Gradient-Variation Online Adaptivity for Accelerated Optimization with Hölder Smoothness
This work addresses a foundational challenge in optimization theory by providing adaptive algorithms for a broad class of functions, with potential impact across machine learning and AI, though it is incremental in extending existing online-to-batch techniques.
The paper tackles the problem of optimizing Hölder smooth functions, which include both smooth and non-smooth cases, by developing adaptive online learning algorithms that achieve optimal regret without prior knowledge of the smoothness parameter, and extends this to yield a universal offline method with accelerated convergence in smooth regimes and near-optimal performance in non-smooth ones.

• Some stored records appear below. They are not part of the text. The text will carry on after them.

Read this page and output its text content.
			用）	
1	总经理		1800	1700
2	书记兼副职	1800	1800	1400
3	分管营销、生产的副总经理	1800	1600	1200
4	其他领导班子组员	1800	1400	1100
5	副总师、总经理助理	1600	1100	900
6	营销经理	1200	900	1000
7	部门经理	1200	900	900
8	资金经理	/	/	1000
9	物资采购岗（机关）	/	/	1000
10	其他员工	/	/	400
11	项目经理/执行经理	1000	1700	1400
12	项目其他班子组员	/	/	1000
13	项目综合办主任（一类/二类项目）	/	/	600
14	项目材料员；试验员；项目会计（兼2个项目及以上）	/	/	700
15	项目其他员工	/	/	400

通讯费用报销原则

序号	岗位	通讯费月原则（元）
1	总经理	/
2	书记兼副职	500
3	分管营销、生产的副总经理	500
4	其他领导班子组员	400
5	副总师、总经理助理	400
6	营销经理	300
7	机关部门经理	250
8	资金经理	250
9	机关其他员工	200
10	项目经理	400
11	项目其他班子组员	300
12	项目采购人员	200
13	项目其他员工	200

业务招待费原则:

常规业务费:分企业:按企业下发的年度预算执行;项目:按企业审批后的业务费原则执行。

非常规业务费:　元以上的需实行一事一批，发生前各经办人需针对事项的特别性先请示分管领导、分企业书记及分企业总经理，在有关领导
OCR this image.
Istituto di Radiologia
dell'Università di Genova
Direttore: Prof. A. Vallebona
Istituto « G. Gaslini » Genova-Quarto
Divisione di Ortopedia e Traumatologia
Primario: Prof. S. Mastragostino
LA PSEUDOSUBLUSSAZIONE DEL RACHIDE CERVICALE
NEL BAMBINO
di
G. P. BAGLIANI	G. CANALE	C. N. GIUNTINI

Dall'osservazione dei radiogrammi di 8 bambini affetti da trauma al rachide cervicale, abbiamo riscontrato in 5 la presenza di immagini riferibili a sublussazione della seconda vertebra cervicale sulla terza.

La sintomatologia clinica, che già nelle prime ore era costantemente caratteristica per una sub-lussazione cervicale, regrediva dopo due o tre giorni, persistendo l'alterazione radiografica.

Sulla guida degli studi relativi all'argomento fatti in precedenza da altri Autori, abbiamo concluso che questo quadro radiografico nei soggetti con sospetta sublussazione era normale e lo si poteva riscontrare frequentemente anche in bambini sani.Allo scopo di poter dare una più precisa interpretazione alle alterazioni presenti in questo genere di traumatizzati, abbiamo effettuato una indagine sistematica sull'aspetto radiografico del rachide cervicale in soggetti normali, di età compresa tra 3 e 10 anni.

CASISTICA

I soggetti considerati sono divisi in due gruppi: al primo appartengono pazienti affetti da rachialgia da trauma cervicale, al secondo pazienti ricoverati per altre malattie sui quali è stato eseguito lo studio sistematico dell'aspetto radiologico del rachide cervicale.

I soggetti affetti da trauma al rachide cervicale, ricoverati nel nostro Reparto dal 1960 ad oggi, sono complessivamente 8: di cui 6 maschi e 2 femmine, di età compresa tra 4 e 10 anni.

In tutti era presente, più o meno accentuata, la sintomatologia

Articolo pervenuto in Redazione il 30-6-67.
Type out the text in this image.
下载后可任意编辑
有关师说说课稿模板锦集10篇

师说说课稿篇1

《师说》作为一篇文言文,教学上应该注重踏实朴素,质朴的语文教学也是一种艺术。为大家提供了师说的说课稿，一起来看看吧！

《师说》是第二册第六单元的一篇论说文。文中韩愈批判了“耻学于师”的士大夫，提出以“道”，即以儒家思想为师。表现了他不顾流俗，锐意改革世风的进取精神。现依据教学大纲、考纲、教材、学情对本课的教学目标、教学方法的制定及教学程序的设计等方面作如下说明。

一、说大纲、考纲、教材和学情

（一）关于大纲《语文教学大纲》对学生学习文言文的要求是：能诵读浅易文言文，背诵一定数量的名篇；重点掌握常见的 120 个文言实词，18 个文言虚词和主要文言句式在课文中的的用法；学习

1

Smoothness is known to be crucial for acceleration in offline optimization, and for gradient-variation regret minimization in online learning. Interestingly, these two problems are actually closely connected -- accelerated optimization can be understood through the lens of gradient-variation online learning. In this paper, we investigate online learning with Hölder smooth functions, a general class encompassing both smooth and non-smooth (Lipschitz) functions, and explore its implications for offline optimization. For (strongly) convex online functions, we design the corresponding gradient-variation online learning algorithm whose regret smoothly interpolates between the optimal guarantees in smooth and non-smooth regimes. Notably, our algorithms do not require prior knowledge of the Hölder smoothness parameter, exhibiting strong adaptivity over existing methods. Through online-to-batch conversion, this gradient-variation online adaptivity yields an optimal universal method for stochastic convex optimization under Hölder smoothness. However, achieving universality in offline strongly convex optimization is more challenging. We address this by integrating online adaptivity with a detection-based guess-and-check procedure, which, for the first time, yields a universal offline method that achieves accelerated convergence in the smooth regime while maintaining near-optimal convergence in the non-smooth one.